If you lived in town in the 1930s, your house had probably electricity. In town, families started using electric stoves, coffee makers, waffle irons, hot plates, electric roasters, and Waring Blenders during the 1930s. But if you lived in a farmhouse in the country, you did not have electricity.
Before the government hooked up farmhouses to electricity, farm life was very different and much more work. There were no electric lights, radios, air conditioners, washers and dryers, electric irons. Of course, there were no computers, televisions, microwave ovens, or video games. In farmhouses and barns, light came from kerosene lamps that were so dim "you almost had to use a flashlight to see if they were on," says Stan Jensen.
Stan Jensen (right) says battery-powered radios helped to end some of the isolation rural families felt. But radio batteries could go dead at the worst possible time for example, during the final rounds of the decade's most important boxing match.
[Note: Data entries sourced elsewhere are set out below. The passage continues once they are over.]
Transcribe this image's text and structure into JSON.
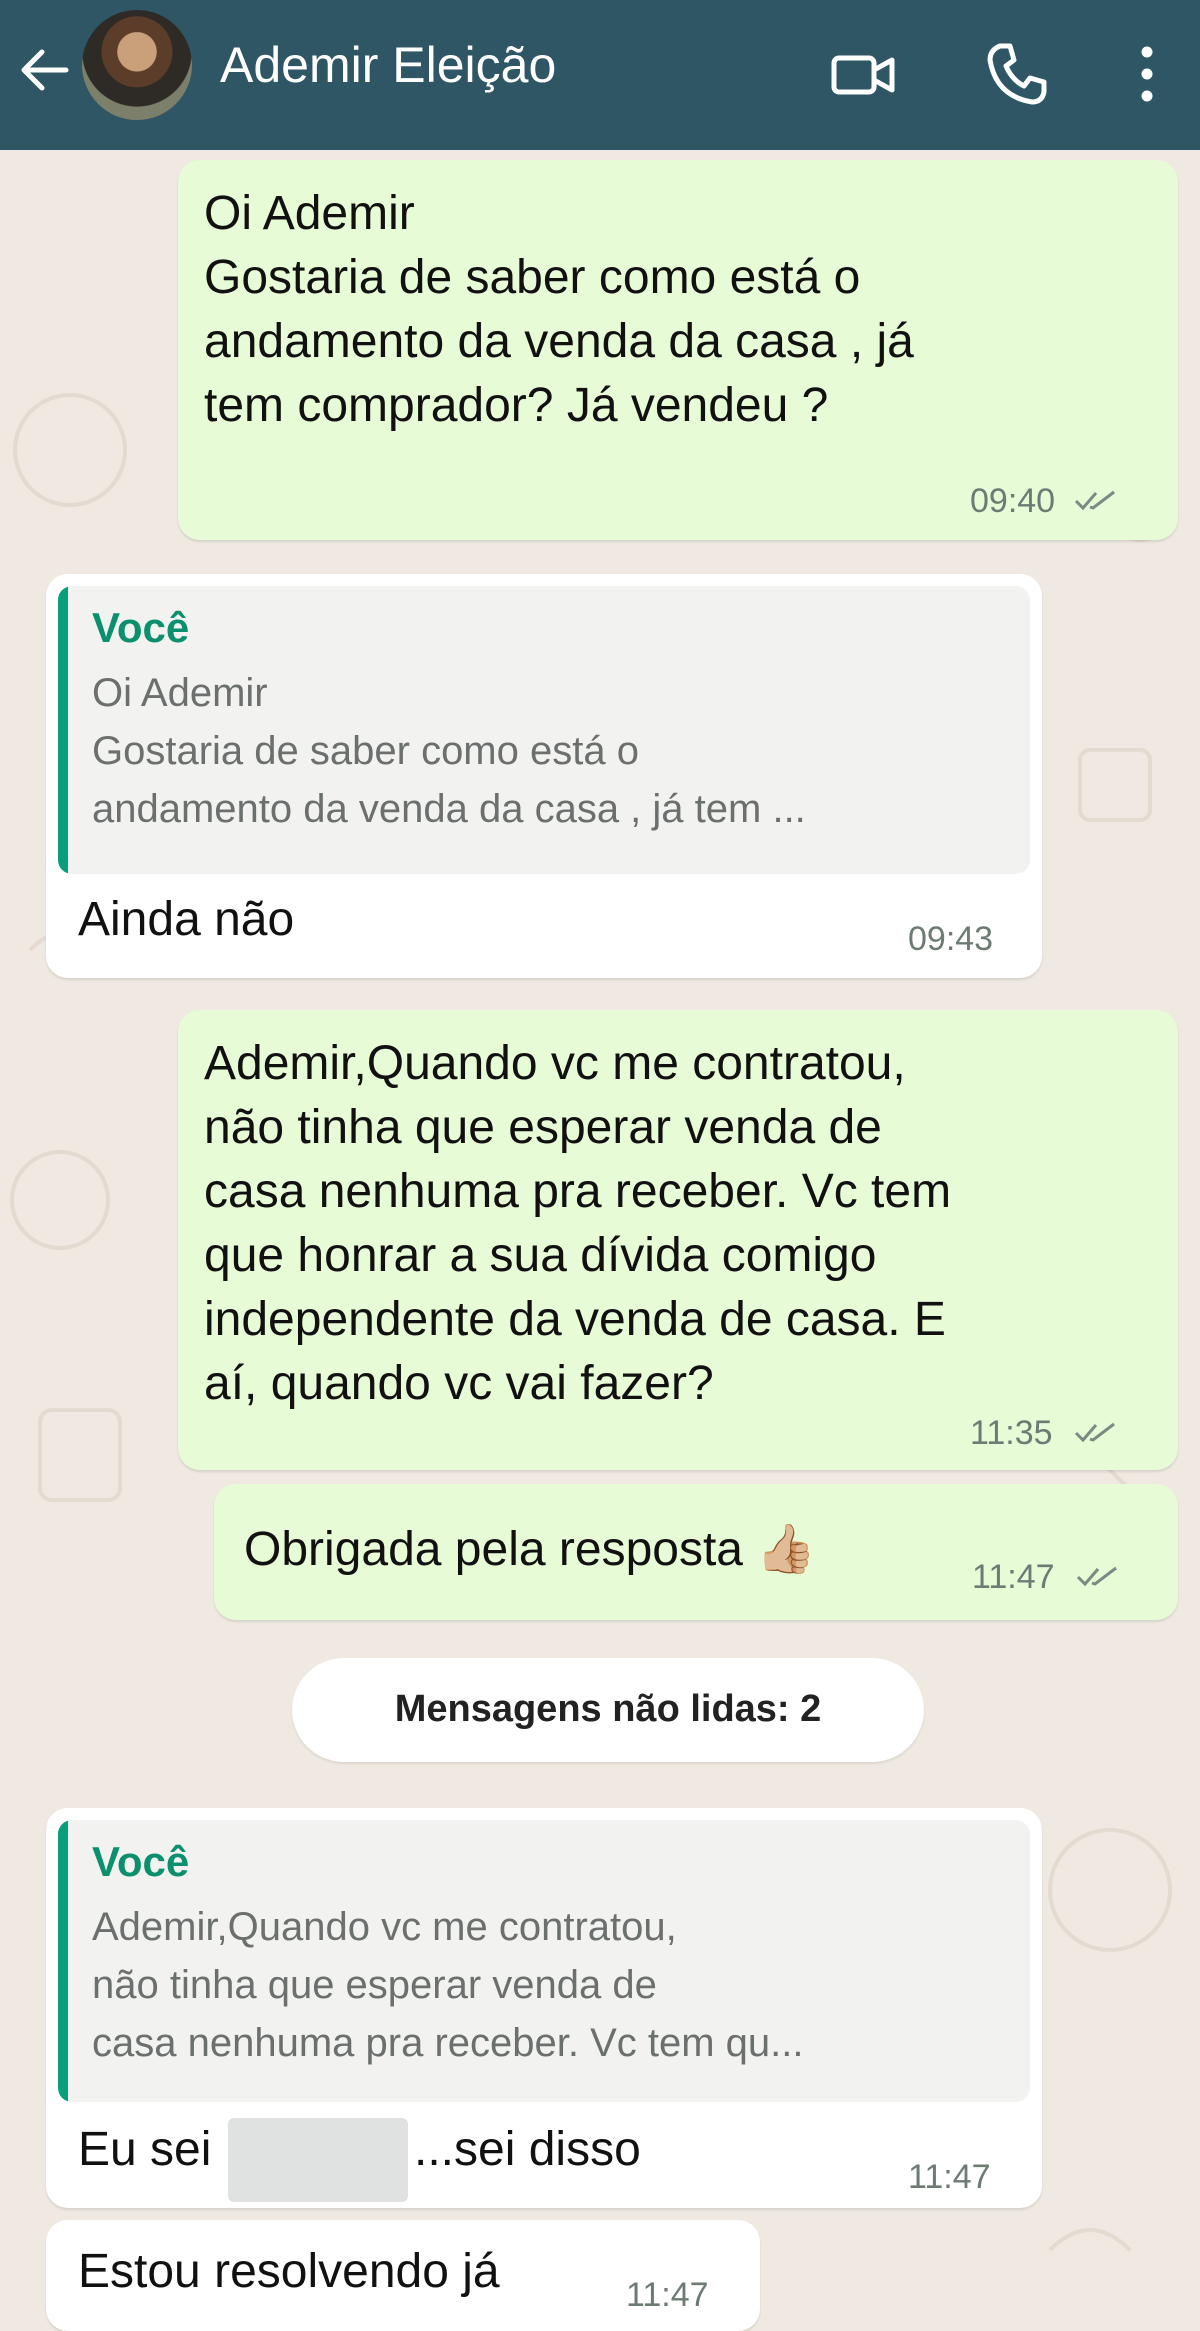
{
  "header": {
    "contact_name": "Ademir Eleição",
    "back_icon": "arrow-left-icon",
    "video_icon": "video-call-icon",
    "call_icon": "phone-icon",
    "menu_icon": "more-vertical-icon",
    "bg_color": "#2f5665"
  },
  "messages": [
    {
      "direction": "outgoing",
      "text": "Oi Ademir\nGostaria de saber como está o\nandamento da venda da casa , já\ntem comprador? Já vendeu ?",
      "time": "09:40",
      "status": "read"
    },
    {
      "direction": "incoming",
      "quote": {
        "author": "Você",
        "text": "Oi Ademir\nGostaria de saber como está o\nandamento da venda da casa , já tem ..."
      },
      "text": "Ainda não",
      "time": "09:43"
    },
    {
      "direction": "outgoing",
      "text": "Ademir,Quando vc me contratou,\nnão tinha que esperar venda de\ncasa nenhuma pra receber. Vc tem\nque honrar a sua dívida comigo\nindependente da venda de casa. E\naí, quando vc vai fazer?",
      "time": "11:35",
      "status": "read"
    },
    {
      "direction": "outgoing",
      "text": "Obrigada pela resposta 👍🏼",
      "time": "11:47",
      "status": "read"
    },
    {
      "direction": "incoming",
      "quote": {
        "author": "Você",
        "text": "Ademir,Quando vc me contratou,\nnão tinha que esperar venda de\ncasa nenhuma pra receber. Vc tem qu..."
      },
      "text_before": "Eu sei",
      "text_after": "...sei disso",
      "time": "11:47"
    },
    {
      "direction": "incoming",
      "text": "Estou resolvendo já",
      "time": "11:47"
    }
  ],
  "unread_label": "Mensagens não lidas: 2",
  "colors": {
    "outgoing_bubble": "#e6fbd6",
    "incoming_bubble": "#ffffff",
    "accent": "#0b8f6c",
    "wallpaper": "#efe9e1"
  }
}
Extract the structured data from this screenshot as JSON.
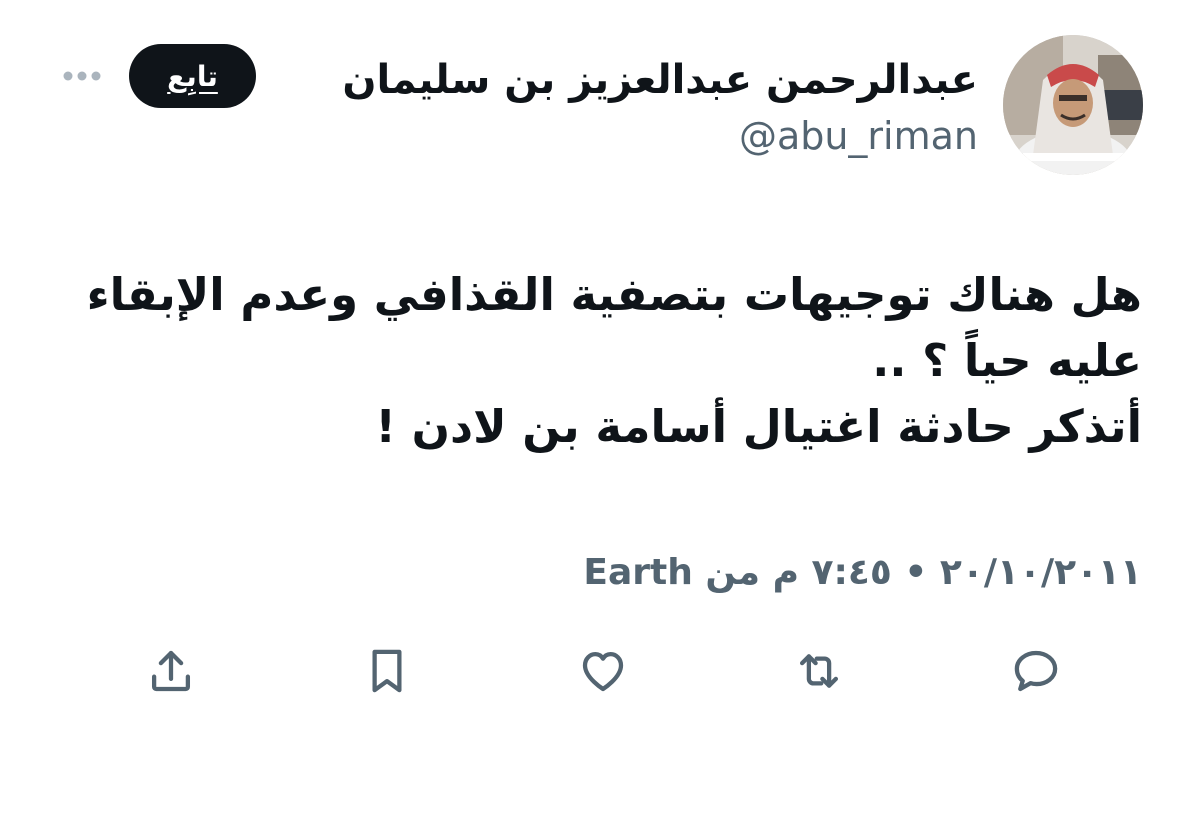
{
  "header": {
    "display_name": "عبدالرحمن عبدالعزيز بن سليمان",
    "handle": "@abu_riman",
    "follow_label": "تابِع",
    "more_icon": "more-horizontal-icon"
  },
  "tweet": {
    "lines": [
      "هل هناك توجيهات بتصفية القذافي وعدم الإبقاء",
      "عليه حياً ؟ ..",
      "أتذكر حادثة اغتيال أسامة بن لادن !"
    ],
    "meta": "٢٠/١٠/٢٠١١ • ٧:٤٥ م من Earth"
  },
  "actions": [
    {
      "name": "reply",
      "icon": "comment-icon"
    },
    {
      "name": "retweet",
      "icon": "retweet-icon"
    },
    {
      "name": "like",
      "icon": "heart-icon"
    },
    {
      "name": "bookmark",
      "icon": "bookmark-icon"
    },
    {
      "name": "share",
      "icon": "share-icon"
    }
  ],
  "colors": {
    "text": "#0f1419",
    "secondary": "#536471",
    "follow_bg": "#0f1419",
    "background": "#ffffff"
  }
}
Hollis Miller's boyhood home didn't have electricity. He says children did their homework by kerosene lamp. At milking time, they hung kerosene lanterns in the barn so they could see from one cow to the other and so they wouldn't "get kicked too bad."
Elroy Hoffman (left) says he had to carry "a dang old kerosene lantern. You had to light a match to see if it was burning."
On the farm, men and women, boys and girls did work by hand: hauling water, milking cows, pitching hay, picking corn, and cranking the cream separator or corn shelling machines by hand. Farmwomen cooked meals on a stove that burned wood or corncobs. Families heated water on the stove to take baths and wash clothes. Before electric irons, women pressed clothes with a wedge of iron heated on the stove. The family's bathroom was outdoors, an unheated shack over a deep pit.
Before the REA strung electric lines to connect rural homes, a few farmers bought battery systems to run lights, crude appliances and, most important, a radio. And to get lights before electric lines were connected, some houses had a carbide gas light system with a buried tank of water and pellets to create gas to burn. Kenneth Jackson (right) remembers the electric systems that were used before electricity reached the farm.